Sam’s is developed around natural mineral hot springs, with four soaking pools of varying temperatures, saunas, and a huge heated swimming pool. While the full hookup campsites are tightly spaced, this is more than made up for by having the hot spring pools surrounded by an oasis of green just steps from the RV. Our time at Sam’s was a blissful blur of daily soaks and swims, free yoga classes and movie nights, delicious soft serve ice cream sundaes from the store, and walks in the open desert.
I have to be honest that the second time we were there, the park was a little rough around the edges. Recent online reviews mention new management, which gives me hope for this desert gem.
13. Pacific Dunes Ranch & RV Resort, Oceano, CA
There’s no shortage of great places to stay on the California coast, but we absolutely loved the unique setting at Pacific Dunes, in one of our favorite areas of California. The RV park is right up against the Oceano Preserve sand dunes, which are like a giant playground with million dollar views. Its location feels isolated, but we were just a couple minutes from the sleepy town of Oceano and a short, scenic drive to downtown Pismo Beach.
There’s not much privacy between campsites. But, as with Sam’s, we’re OK with a tight site when the surroundings are the star attraction. We enjoyed our spot on the lower level campground, which was protected from the wind and convenient for walking the dogs along the quiet entrance road and using the clubhouse patio as an office. We were just a short walk to the upper level campsites and entrance to the wonderful, wide open dunes.
14. Jackson Rancheria, Jackson, CA
When I asked the kids about their favorite campgrounds, they immediately named Jackson Rancheria. We’ve stayed there twice, and what the kids love is the big pool, hot tub, outdoor ping pong table, tv lounge, paved loop roads for bike riding, and free popcorn in the office. I love all of those things, plus: walking the dogs on the secluded trail around the grounds; using the spacious lounge and outdoor patio as a remote office; large campsites, and expansive views.
The RV park is separate from the casino resort, both owned and operated by the Band of Miwuk Indians, on beautifully landscaped grounds.
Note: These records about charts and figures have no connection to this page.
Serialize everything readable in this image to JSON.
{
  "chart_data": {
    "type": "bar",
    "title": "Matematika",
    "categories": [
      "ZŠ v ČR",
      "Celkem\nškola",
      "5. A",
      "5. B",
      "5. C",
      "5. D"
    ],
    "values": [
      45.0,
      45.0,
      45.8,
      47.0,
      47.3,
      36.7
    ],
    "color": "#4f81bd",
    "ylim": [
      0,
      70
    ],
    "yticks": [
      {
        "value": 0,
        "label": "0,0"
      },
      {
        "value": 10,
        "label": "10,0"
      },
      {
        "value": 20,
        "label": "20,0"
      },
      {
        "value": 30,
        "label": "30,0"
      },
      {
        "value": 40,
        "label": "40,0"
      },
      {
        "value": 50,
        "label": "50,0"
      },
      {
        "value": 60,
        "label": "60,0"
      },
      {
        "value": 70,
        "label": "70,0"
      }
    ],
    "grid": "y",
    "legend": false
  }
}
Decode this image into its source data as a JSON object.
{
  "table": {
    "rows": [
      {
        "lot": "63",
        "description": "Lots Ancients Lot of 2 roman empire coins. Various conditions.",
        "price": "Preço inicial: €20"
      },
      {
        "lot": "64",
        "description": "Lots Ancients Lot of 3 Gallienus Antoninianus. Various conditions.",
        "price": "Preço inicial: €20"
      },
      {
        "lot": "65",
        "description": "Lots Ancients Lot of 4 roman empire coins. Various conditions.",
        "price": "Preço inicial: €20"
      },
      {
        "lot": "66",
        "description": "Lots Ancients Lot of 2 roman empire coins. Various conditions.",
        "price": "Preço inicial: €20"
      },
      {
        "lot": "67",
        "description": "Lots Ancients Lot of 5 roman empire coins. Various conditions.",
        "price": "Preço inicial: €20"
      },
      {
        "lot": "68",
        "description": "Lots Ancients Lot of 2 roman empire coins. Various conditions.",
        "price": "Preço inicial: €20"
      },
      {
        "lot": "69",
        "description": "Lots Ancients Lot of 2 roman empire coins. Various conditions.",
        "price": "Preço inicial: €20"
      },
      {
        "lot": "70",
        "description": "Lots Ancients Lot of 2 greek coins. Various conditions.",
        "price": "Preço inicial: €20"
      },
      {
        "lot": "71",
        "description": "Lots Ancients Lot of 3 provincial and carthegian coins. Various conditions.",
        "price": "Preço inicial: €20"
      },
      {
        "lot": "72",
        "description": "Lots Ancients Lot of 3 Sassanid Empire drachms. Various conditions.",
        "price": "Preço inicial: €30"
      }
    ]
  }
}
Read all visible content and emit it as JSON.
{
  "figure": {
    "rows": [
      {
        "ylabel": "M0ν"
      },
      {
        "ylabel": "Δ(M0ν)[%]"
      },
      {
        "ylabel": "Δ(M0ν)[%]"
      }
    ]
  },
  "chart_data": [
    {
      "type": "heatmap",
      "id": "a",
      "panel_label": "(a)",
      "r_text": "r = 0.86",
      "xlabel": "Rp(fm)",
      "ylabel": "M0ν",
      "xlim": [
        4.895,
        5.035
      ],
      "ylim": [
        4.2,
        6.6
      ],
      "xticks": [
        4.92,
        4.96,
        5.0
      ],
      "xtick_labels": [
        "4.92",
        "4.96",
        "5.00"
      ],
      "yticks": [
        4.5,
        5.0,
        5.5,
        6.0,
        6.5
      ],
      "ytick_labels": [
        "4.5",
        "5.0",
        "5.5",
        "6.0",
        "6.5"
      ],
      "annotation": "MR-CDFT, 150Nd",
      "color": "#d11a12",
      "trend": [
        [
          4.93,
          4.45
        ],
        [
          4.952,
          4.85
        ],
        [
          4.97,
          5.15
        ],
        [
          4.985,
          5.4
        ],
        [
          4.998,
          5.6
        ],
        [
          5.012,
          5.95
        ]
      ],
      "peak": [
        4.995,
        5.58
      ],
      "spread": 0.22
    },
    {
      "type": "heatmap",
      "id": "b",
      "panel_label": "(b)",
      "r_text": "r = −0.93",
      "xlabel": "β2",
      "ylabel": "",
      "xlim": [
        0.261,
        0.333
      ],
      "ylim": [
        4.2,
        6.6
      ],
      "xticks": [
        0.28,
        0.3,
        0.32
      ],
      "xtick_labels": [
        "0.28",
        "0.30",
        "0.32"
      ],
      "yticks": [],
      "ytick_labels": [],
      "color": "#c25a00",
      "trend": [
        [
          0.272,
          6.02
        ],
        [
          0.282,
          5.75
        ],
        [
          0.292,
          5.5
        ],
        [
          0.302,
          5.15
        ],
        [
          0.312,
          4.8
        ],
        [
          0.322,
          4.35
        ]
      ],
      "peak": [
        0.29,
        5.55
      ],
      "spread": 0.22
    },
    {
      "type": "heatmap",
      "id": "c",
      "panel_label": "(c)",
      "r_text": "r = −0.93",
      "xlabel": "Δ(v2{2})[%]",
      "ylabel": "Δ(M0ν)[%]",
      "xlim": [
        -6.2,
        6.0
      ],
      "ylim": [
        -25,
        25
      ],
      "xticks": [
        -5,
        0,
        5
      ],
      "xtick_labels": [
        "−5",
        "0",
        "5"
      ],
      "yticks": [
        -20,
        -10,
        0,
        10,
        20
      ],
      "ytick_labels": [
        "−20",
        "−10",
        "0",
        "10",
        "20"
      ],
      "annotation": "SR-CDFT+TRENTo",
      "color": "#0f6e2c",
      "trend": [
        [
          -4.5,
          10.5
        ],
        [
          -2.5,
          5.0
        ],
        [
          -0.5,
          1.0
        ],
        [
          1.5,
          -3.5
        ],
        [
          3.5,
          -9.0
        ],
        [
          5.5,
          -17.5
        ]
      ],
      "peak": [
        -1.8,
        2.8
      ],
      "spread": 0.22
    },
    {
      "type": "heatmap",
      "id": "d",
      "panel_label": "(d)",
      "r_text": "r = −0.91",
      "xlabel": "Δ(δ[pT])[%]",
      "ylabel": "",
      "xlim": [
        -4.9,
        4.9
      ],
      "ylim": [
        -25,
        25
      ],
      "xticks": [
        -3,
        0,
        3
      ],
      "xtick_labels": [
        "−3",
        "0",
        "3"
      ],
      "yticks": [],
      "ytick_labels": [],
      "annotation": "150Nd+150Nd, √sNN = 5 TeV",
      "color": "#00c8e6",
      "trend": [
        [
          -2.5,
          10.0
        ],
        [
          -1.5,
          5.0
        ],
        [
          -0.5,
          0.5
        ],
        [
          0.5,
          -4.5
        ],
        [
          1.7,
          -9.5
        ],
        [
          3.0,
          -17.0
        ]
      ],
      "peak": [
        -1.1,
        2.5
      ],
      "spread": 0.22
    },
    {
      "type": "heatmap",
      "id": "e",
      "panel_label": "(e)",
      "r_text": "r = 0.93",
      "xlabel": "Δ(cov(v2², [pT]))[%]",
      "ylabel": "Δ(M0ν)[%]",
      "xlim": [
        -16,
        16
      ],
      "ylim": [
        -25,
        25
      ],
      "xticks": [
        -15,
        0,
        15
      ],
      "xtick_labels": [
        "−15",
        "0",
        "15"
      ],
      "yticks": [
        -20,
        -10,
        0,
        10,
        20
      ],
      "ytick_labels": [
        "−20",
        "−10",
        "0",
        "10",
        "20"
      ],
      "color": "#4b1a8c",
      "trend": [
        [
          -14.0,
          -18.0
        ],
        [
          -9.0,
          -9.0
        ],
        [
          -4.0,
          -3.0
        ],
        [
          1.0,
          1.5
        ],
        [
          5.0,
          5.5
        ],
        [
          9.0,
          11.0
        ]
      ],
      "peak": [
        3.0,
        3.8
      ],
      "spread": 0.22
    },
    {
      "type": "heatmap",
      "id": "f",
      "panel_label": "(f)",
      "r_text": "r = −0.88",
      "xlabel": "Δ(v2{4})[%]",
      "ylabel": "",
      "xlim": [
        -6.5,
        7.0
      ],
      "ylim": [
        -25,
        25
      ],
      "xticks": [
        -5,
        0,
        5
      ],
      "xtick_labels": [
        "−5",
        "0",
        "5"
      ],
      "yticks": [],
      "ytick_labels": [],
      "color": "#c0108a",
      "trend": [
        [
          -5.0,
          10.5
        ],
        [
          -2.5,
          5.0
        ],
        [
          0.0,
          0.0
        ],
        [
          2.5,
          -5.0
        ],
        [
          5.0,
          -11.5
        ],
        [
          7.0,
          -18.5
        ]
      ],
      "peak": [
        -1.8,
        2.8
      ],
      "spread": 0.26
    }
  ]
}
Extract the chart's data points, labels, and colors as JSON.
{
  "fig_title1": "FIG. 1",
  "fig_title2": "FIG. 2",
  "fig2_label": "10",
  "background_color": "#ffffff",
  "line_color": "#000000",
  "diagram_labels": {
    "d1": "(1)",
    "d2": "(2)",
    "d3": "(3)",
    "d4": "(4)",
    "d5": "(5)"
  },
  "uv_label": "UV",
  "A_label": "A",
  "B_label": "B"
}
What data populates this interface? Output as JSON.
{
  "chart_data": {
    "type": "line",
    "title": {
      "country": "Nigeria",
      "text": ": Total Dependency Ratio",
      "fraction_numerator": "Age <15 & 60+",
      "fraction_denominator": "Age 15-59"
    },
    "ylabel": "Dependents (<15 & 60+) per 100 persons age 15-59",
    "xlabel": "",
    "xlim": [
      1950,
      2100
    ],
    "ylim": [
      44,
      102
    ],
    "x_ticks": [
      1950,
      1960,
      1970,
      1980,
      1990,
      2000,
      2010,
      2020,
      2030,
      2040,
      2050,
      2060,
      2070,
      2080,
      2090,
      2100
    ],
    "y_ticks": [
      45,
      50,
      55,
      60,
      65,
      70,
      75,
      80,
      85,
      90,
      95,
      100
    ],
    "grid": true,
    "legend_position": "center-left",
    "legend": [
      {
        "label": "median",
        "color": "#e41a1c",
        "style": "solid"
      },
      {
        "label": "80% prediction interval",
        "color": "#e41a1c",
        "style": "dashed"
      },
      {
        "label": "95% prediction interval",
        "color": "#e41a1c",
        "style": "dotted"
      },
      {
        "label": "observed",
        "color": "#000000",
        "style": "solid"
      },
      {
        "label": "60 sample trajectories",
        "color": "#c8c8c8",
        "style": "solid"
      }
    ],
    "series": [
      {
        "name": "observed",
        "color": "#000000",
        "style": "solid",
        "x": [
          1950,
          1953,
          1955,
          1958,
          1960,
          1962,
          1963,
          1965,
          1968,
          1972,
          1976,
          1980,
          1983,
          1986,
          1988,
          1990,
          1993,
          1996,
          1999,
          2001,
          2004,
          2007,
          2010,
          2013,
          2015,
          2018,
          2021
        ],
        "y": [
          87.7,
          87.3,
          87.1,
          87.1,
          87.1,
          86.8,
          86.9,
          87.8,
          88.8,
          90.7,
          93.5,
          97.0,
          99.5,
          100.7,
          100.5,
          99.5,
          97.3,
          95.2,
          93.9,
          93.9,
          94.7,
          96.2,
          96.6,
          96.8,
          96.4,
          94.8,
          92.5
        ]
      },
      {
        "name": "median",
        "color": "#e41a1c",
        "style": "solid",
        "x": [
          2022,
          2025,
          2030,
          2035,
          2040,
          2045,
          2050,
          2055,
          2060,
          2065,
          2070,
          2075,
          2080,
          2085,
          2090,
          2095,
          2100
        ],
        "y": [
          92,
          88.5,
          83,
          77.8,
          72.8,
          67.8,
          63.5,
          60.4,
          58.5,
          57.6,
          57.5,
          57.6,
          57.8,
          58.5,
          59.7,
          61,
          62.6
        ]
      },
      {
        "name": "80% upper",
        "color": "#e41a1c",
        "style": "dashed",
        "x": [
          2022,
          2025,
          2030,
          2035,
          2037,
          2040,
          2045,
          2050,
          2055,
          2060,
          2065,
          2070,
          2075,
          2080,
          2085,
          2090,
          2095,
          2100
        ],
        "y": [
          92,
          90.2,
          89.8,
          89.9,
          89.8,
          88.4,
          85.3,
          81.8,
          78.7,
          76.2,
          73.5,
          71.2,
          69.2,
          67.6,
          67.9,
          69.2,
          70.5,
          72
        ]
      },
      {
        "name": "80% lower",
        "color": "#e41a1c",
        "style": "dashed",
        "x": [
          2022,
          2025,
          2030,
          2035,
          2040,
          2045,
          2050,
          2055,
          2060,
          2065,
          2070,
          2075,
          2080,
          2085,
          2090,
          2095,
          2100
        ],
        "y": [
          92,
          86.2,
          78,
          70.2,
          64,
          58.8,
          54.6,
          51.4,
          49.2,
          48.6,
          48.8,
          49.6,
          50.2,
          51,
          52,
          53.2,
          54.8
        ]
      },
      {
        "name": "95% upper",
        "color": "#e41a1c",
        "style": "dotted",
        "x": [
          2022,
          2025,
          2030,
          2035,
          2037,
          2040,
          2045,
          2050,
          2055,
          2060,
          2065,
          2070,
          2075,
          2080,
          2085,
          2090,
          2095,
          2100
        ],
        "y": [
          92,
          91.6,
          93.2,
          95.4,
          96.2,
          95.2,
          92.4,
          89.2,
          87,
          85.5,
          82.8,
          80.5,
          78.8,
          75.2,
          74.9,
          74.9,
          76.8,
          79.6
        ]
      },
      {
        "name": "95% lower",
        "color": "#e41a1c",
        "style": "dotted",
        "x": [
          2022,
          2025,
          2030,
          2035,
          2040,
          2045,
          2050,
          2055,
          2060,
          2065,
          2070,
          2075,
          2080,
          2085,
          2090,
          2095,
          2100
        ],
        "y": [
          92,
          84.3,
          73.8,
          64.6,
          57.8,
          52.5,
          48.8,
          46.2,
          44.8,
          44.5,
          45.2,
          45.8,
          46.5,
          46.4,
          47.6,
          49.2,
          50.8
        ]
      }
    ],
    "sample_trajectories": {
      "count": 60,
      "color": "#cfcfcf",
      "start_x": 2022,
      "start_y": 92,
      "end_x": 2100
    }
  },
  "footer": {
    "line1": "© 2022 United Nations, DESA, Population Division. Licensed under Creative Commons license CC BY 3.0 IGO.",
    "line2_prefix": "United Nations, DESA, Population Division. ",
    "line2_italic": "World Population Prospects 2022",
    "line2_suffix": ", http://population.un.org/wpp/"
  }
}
The resort is enough of a relaxing destination on its own, but we also fell in love with Jackson and the surrounding small towns, history, natural beauty, and wineries, of California’s Gold Country. We’re happy to have Jackson Rancheria just a three hour, scenic drive away from our home in Reno for a weekend getaway.
15. Likely Place Golf and RV Park, Likely, CA
One of the first stops as we headed north in our full time journey, Likely opened our eyes to the possibilities and serendipity of RV travel. We selected Likely Place simply as a stop over point near the California border with Oregon. What we discovered was a tiny town in one of the least populated counties in California with wide open spaces, natural beauty, rich history, and a way of life so different from Southern California, we may as well have been in a completely different state. It also inspired my first published story.
Likely Place would be an excellent campground in any location: spacious RV sites, private grassy tent camping area, spotless restrooms and laundry, a restaurant with excellent fresh breakfasts and lunches, and a super friendly staff. What set Likely apart was the incredible surroundings: sagebrush, junipers, marshes, and unencumbered views for miles in all directions. The kids played and the dogs ran free. I marveled at the beauty and quiet, and how unlikely it was that we ended up at this campground in the middle of nowhere.
This experience stayed in our hearts as we traveled around the country for over a year and a half. And now here we are settled in Reno, with views of open high desert, sagebrush, and the Sierra Nevada mountain range, less than 200 miles from Likely.